Sunday, 15 September 2013

LITTLE BLUE IVY TEETERING AROUND ON A DAMN YACHT

BLUE IVY TESTS HER SEA LEGS ABOARD JAY-Z's YACHT

Is it wrong to be obsessively, insanely jealous of perfectly sweet, innocent toddlers? It isn't? Great! Because I am literally powerless before the bubbling volcano of envy that erupts inside of me every time I see a photo of some clueless baby who is living the life I should be living, through no stellar accomplishment on their part other than simply exiting an A-lister's birth canal. Get a load of these pictures of Blue Ivy (Pedigree: Sired by Jay-Z, delivered unto us by Beyonce) toddling around on a luxury yacht and Harper (Pedigree: Sired by Becks, delivered unto us by Posh), being fed something, anything, could be crack pudding for all I know, who friggin' cares WHAT it is, it's being bottle-fed to her by the chiseled, tatted arms of David goddam Beckham! It's an outrage! A disgrace! An abomination!

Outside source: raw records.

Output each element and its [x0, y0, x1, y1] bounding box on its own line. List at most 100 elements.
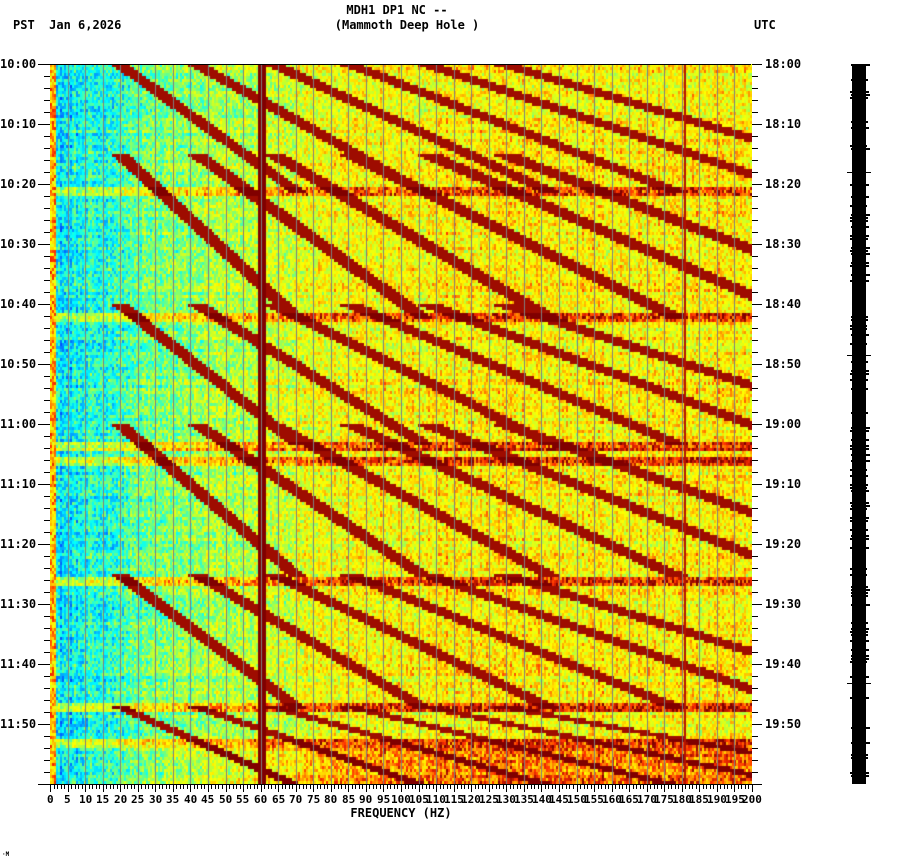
y-tick-label-pst: 10:10	[0, 118, 36, 130]
x-tick	[341, 784, 342, 789]
x-tick	[127, 784, 128, 789]
amplitude-bar-edge	[851, 319, 868, 321]
x-tick	[194, 784, 195, 789]
y-tick	[752, 760, 758, 761]
y-tick	[752, 772, 758, 773]
x-tick	[320, 784, 321, 789]
corner-mark: ·M	[2, 851, 9, 858]
y-tick-label-pst: 10:30	[0, 238, 36, 250]
x-tick-label: 145	[549, 794, 569, 806]
y-tick	[44, 736, 50, 737]
y-tick-label-utc: 18:00	[765, 58, 801, 70]
x-tick	[605, 784, 606, 789]
y-tick	[38, 64, 50, 65]
x-tick	[166, 784, 167, 789]
amplitude-bar-edge	[850, 430, 869, 432]
x-tick	[562, 784, 563, 789]
x-tick	[657, 784, 658, 789]
x-tick	[324, 784, 325, 789]
x-tick	[183, 784, 184, 789]
x-tick	[629, 784, 630, 792]
x-tick	[148, 784, 149, 789]
x-tick	[734, 784, 735, 792]
amplitude-bar-edge	[850, 517, 869, 519]
amplitude-bar-edge	[850, 484, 868, 486]
amplitude-bar-edge	[851, 595, 868, 597]
y-tick	[752, 268, 758, 269]
x-tick	[531, 784, 532, 789]
amplitude-bar-edge	[851, 127, 869, 129]
spectrogram-plot	[50, 64, 752, 784]
amplitude-bar-edge	[851, 388, 868, 390]
x-tick	[89, 784, 90, 789]
amplitude-bar-edge	[851, 742, 870, 744]
x-tick	[503, 784, 504, 789]
x-tick	[131, 784, 132, 789]
y-tick	[752, 736, 758, 737]
x-tick	[703, 784, 704, 789]
x-tick	[552, 784, 553, 789]
y-tick	[44, 496, 50, 497]
x-tick	[689, 784, 690, 789]
x-tick	[422, 784, 423, 789]
amplitude-bar-edge	[850, 343, 867, 345]
y-tick-label-pst: 11:30	[0, 598, 36, 610]
amplitude-bar-edge	[851, 592, 868, 594]
y-tick	[752, 520, 758, 521]
amplitude-bar-edge	[851, 622, 868, 624]
amplitude-bar-edge	[851, 454, 870, 456]
y-tick	[44, 400, 50, 401]
amplitude-bar-edge	[851, 64, 870, 66]
y-tick	[38, 724, 50, 725]
x-tick	[162, 784, 163, 789]
amplitude-bar-edge	[851, 148, 870, 150]
y-tick	[752, 100, 758, 101]
y-tick-label-pst: 10:40	[0, 298, 36, 310]
amplitude-bar-edge	[851, 658, 869, 660]
x-tick	[696, 784, 697, 789]
amplitude-bar-edge	[851, 586, 868, 588]
y-tick-label-utc: 19:10	[765, 478, 801, 490]
y-tick	[752, 376, 758, 377]
amplitude-bar-edge	[851, 655, 869, 657]
x-tick	[387, 784, 388, 789]
x-tick	[485, 784, 486, 789]
y-tick	[38, 304, 50, 305]
x-tick	[75, 784, 76, 789]
x-tick	[197, 784, 198, 789]
y-tick	[38, 784, 50, 785]
x-tick	[619, 784, 620, 789]
y-tick	[752, 748, 758, 749]
x-tick	[369, 784, 370, 789]
y-tick	[752, 628, 758, 629]
x-tick	[327, 784, 328, 789]
y-tick	[44, 580, 50, 581]
y-tick	[44, 520, 50, 521]
y-tick	[44, 748, 50, 749]
amplitude-bar-edge	[851, 214, 870, 216]
y-tick	[752, 688, 758, 689]
amplitude-bar-edge	[850, 445, 869, 447]
amplitude-bar-edge	[850, 772, 869, 774]
amplitude-bar-edge	[851, 439, 869, 441]
y-tick	[752, 388, 758, 389]
x-tick	[282, 784, 283, 789]
y-tick	[752, 424, 762, 425]
y-tick	[752, 280, 758, 281]
x-tick	[345, 784, 346, 789]
amplitude-bar-edge	[850, 574, 867, 576]
y-tick-label-pst: 11:40	[0, 658, 36, 670]
y-tick	[44, 292, 50, 293]
y-tick	[752, 292, 758, 293]
y-tick	[44, 472, 50, 473]
x-tick	[180, 784, 181, 789]
y-tick-label-utc: 18:30	[765, 238, 801, 250]
x-tick	[190, 784, 191, 792]
y-tick	[44, 76, 50, 77]
y-tick	[752, 484, 762, 485]
x-tick	[68, 784, 69, 792]
y-tick-label-utc: 18:10	[765, 118, 801, 130]
amplitude-bar-edge	[850, 568, 867, 570]
x-tick	[71, 784, 72, 789]
x-tick	[699, 784, 700, 792]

EDITOR'S NOTE: I apologize on behalf of everyone, everywhere, for that rant up there. They're just innocent  children, for God's sake.
MY NOTE: DO YOU THINK BLUE IVY EVEN KNOWS SHE'S ON A YACHT? She could be on a sticky  flophouse carpet for all she knows or cares! It's not fair! It's ... *thwack!!!* Z-Z-Z-Z-Z-Z-Z-Z-Z-Z-Z-Z-Z-Z
EDITOR'S NOTE: *flexes wrist, winces* Whew. It's getting harder and harder to knock this bitch out.